The legacy of residential schools has both its good and bad. Indian children learned to read and write in English, they became literate. In some schools, known as industrial schools, Indian children learned things such as farming and cultivation, sewing clothes, making shoes, raising livestock, etc. The negative aspects: loss of Indigenous language, culture and spiritual practices; loss of family and parenting skills; and rampant physical, sexual, verbal and emotional abuse. There are countless stories of what happened to the children, and stories of missing records of what happened. Some children never returned to their home communities. They simply vanished, like the many missing and murdered indigenous women in Canada. The legacy of the residential schools survives from generation to generation in dysfunctional families, communities and individuals.
This walking forward together is like the two-row wampum: two canoes going in the same direction, side by side, that is what our nation-to-nation relationship needs to be.The policy of the government and the residential schools was to put the Indian people into a second-class of citizenship. In fact, Indians were not allowed to hire lawyers to fight for their rights, they were not allowed to own or pre-empt land, they could not vote. Those are the laws and policies of the 20th century. They are directly responsible for the plight of the red man. They are also responsible for attitudes of non-Indigenous peoples who think that Indians have a free ride, they don’t pay taxes, everything is given to them based on the tax dollars that they work hard to pay, that Indians are alcoholics, drug addicts, basically bums that have no place in society except at the bottom of the “totem” pole. They are the low class, the second-class, those that don’t matter. Indians’ lives can be taken away: the hitchhiking Indian women that are never to be seen again or the sex workers who lost their lives due to inefficient police investigations and serial murderers.

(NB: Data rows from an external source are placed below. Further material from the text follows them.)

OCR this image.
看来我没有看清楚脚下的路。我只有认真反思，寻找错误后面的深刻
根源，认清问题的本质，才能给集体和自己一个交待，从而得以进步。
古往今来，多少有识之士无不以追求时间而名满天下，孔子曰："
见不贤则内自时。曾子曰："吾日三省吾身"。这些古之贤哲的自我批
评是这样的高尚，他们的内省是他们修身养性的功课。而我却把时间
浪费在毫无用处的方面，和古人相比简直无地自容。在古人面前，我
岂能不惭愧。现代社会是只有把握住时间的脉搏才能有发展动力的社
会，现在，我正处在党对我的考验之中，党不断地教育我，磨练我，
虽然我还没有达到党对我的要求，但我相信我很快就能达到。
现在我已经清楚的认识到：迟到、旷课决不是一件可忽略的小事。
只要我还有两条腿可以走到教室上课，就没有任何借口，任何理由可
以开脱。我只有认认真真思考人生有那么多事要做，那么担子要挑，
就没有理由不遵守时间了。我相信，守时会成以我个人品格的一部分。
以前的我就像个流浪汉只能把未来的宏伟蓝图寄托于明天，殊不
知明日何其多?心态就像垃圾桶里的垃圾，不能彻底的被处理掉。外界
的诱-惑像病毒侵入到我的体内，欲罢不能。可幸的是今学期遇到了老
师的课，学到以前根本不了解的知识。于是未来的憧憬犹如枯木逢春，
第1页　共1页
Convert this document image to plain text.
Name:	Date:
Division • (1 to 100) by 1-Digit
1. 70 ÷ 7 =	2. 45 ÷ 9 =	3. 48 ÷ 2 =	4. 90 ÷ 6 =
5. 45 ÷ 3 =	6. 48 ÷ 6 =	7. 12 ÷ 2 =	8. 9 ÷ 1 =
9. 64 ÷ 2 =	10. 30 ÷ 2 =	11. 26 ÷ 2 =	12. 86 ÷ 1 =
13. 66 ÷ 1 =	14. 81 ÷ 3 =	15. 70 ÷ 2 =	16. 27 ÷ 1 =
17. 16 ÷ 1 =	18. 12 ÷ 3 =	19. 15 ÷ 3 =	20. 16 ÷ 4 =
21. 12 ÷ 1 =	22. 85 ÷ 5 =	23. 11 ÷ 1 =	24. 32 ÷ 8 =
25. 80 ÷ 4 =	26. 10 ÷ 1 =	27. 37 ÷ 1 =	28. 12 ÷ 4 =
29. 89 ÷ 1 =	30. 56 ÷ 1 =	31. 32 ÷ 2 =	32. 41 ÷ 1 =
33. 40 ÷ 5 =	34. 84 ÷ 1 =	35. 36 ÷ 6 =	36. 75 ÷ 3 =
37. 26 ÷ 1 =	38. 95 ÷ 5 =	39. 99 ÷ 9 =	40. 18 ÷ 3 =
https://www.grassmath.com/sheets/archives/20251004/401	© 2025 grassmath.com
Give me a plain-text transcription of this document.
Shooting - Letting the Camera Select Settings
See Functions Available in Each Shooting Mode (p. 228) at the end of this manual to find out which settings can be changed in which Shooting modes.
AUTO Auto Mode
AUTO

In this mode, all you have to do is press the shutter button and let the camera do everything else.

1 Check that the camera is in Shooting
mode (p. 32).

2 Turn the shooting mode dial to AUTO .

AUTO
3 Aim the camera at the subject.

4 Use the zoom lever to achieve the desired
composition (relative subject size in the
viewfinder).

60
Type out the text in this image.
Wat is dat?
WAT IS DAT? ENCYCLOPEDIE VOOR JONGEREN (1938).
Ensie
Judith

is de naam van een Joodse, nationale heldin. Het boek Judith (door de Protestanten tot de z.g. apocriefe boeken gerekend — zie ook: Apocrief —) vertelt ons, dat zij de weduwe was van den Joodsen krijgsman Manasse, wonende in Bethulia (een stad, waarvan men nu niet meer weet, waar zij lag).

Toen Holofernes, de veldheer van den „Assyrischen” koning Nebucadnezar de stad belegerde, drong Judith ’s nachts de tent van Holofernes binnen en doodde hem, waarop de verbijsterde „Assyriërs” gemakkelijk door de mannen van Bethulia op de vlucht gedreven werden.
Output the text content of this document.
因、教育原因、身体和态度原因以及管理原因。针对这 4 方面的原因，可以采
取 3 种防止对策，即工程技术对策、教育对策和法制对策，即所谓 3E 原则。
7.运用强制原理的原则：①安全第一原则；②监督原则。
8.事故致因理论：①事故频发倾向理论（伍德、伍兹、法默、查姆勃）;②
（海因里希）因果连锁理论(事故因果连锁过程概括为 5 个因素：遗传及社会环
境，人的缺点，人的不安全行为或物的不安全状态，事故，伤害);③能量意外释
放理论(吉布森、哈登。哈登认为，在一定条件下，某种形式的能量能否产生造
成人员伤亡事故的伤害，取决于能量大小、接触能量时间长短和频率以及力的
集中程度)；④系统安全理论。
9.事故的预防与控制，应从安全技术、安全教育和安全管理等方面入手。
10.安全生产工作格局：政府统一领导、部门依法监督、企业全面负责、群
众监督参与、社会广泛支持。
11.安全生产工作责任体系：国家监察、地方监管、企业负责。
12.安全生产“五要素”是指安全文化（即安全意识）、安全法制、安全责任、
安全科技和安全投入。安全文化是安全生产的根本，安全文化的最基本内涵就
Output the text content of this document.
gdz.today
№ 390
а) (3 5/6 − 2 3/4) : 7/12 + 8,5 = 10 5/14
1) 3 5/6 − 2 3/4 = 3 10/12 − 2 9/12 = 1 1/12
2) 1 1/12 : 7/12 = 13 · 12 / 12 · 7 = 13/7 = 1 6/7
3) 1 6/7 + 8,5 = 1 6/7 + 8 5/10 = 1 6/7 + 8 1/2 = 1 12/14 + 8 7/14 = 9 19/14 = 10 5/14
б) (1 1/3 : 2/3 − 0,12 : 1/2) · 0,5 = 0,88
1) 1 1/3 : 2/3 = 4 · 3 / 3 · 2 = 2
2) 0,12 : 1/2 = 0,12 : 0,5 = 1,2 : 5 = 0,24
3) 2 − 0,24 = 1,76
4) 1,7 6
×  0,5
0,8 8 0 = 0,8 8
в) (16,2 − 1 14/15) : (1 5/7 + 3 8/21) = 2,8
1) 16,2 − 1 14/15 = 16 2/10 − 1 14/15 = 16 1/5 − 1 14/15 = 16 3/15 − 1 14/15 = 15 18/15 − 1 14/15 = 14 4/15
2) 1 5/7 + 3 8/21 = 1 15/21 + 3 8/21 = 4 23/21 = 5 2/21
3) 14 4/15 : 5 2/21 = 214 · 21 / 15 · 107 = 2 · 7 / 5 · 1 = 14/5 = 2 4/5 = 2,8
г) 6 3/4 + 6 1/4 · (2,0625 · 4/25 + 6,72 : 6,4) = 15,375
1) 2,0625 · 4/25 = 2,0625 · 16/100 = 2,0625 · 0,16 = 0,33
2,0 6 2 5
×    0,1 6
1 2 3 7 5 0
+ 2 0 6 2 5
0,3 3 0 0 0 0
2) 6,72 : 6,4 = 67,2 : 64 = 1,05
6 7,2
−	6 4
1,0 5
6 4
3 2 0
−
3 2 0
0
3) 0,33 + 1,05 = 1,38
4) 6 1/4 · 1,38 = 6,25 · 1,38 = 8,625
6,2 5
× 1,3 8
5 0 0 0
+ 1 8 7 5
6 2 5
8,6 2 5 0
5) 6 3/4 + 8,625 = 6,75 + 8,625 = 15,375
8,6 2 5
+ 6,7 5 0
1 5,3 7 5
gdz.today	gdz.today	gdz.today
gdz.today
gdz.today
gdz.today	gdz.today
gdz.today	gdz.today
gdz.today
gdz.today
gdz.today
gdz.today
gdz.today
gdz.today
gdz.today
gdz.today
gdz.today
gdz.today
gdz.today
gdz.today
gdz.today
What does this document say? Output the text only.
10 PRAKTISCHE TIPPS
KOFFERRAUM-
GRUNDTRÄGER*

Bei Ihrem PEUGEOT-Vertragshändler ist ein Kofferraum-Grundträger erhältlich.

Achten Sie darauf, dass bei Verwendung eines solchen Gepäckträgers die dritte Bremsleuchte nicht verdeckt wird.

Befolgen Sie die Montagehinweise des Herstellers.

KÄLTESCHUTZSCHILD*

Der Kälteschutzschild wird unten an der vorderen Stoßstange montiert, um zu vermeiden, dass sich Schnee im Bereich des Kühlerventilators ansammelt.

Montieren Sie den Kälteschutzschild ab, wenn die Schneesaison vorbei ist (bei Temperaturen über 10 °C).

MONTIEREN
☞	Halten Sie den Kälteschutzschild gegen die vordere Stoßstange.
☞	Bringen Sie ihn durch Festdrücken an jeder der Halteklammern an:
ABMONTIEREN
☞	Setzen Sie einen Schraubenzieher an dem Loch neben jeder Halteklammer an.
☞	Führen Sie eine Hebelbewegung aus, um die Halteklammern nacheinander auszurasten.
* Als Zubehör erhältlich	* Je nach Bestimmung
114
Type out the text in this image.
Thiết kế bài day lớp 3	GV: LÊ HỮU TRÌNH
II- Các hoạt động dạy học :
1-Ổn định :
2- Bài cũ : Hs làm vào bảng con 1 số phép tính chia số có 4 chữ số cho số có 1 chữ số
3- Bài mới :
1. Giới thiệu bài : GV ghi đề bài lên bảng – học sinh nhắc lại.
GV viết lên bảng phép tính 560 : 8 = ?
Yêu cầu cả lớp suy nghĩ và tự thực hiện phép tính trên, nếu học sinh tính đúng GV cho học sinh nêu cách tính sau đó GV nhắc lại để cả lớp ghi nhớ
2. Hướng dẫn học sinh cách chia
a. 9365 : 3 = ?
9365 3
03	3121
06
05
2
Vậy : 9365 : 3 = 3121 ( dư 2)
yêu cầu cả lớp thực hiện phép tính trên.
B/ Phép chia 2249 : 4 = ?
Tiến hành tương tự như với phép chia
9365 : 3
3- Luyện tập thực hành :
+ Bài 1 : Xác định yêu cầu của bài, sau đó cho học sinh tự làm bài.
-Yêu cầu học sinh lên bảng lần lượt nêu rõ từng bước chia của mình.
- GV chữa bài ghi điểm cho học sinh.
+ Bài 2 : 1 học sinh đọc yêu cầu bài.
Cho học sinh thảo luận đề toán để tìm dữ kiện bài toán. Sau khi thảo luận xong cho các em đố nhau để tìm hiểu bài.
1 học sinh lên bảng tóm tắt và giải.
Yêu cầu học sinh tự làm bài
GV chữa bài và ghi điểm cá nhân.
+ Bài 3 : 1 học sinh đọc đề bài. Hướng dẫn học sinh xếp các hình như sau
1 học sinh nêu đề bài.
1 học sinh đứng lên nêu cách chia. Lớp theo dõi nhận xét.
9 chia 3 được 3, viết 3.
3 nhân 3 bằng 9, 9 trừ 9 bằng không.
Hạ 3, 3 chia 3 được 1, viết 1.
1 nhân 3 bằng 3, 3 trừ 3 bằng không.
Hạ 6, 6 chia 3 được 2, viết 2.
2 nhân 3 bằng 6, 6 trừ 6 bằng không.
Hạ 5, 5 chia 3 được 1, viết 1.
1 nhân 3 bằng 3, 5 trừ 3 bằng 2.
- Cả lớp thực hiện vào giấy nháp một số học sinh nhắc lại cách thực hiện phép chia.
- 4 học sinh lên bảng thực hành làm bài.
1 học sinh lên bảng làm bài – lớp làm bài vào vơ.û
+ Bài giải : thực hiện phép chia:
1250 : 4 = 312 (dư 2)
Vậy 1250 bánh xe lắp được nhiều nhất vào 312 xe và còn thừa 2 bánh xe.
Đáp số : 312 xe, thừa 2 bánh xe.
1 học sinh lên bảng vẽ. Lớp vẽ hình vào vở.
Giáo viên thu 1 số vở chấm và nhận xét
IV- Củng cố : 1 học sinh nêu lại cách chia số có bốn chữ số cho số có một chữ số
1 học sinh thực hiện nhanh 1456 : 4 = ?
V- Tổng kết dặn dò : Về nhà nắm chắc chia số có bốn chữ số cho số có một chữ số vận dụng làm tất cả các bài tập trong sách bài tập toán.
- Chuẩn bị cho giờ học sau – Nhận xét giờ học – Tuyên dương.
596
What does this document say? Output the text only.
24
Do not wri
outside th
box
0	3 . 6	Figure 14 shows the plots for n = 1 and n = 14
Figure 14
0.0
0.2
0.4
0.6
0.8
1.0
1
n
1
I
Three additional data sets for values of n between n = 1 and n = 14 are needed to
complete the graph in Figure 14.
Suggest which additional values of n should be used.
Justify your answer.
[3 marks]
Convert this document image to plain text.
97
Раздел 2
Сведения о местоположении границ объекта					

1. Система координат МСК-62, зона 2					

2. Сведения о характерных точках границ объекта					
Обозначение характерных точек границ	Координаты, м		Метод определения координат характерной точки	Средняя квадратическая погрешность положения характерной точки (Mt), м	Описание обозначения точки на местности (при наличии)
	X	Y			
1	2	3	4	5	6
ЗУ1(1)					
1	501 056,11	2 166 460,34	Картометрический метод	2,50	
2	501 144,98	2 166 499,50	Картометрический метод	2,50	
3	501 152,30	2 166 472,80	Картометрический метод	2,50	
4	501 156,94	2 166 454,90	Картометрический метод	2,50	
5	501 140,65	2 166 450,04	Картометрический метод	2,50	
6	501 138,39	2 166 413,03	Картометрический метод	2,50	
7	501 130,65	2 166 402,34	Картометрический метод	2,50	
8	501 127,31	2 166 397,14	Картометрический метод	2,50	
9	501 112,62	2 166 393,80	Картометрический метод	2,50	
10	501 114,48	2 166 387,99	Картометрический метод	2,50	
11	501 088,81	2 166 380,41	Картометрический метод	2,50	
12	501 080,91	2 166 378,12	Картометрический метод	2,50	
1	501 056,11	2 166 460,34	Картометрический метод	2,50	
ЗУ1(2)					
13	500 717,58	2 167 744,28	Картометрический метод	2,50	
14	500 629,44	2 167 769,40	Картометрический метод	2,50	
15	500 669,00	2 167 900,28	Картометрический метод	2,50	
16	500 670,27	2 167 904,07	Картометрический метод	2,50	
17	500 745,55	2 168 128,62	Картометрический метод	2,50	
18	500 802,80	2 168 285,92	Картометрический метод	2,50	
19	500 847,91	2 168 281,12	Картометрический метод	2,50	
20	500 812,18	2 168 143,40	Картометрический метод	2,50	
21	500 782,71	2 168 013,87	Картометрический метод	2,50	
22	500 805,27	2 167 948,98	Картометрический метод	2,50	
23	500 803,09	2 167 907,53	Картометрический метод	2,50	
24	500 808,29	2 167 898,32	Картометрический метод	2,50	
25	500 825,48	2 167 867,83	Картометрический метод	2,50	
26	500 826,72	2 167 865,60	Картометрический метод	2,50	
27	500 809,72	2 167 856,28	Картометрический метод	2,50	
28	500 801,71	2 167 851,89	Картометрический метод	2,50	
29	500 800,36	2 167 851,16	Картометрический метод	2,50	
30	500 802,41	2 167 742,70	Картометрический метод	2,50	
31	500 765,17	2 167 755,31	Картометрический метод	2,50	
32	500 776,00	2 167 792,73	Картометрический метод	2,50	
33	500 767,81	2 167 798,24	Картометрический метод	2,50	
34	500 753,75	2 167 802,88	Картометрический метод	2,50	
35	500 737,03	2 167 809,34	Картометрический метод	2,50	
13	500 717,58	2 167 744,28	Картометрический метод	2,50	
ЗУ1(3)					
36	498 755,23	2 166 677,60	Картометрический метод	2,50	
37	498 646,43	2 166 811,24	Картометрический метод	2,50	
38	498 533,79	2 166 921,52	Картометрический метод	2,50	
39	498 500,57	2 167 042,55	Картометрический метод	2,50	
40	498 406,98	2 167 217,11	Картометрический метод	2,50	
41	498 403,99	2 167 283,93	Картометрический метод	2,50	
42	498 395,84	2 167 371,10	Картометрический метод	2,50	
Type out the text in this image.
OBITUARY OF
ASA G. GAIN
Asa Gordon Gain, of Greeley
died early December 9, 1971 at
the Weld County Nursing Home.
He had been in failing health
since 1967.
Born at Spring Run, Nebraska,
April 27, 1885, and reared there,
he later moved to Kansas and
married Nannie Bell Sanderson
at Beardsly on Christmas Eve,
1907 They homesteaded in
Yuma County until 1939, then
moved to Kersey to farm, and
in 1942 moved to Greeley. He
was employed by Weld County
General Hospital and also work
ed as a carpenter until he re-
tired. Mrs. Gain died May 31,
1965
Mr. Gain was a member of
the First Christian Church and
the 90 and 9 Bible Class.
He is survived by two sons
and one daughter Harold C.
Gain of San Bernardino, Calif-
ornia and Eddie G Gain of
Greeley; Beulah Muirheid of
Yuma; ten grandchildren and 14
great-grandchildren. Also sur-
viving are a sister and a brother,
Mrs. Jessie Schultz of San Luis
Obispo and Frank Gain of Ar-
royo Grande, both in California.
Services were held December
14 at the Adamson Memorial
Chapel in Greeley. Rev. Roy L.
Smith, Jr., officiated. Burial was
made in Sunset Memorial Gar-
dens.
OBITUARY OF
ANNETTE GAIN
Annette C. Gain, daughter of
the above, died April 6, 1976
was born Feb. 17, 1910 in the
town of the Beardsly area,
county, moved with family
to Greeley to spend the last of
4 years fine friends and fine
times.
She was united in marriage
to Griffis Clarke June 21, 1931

As we are now in the era of reconciliation, there must be major change. The light on the horizon is because of the newly elected Prime Minister Justin Trudeau; it is because of the work of the Truth and Reconciliation Commission; it is because there is hope. As we move into the 21st century, with a new government and a new mandate, we have now entered into the Era of Reconciliation. Reconciliation is a matter of give and take; to come to consensus about what is right and proper. It is a two-way street. Let us hope and pray that we can all get it right this time, for let’s face it, after all, we are all here to stay.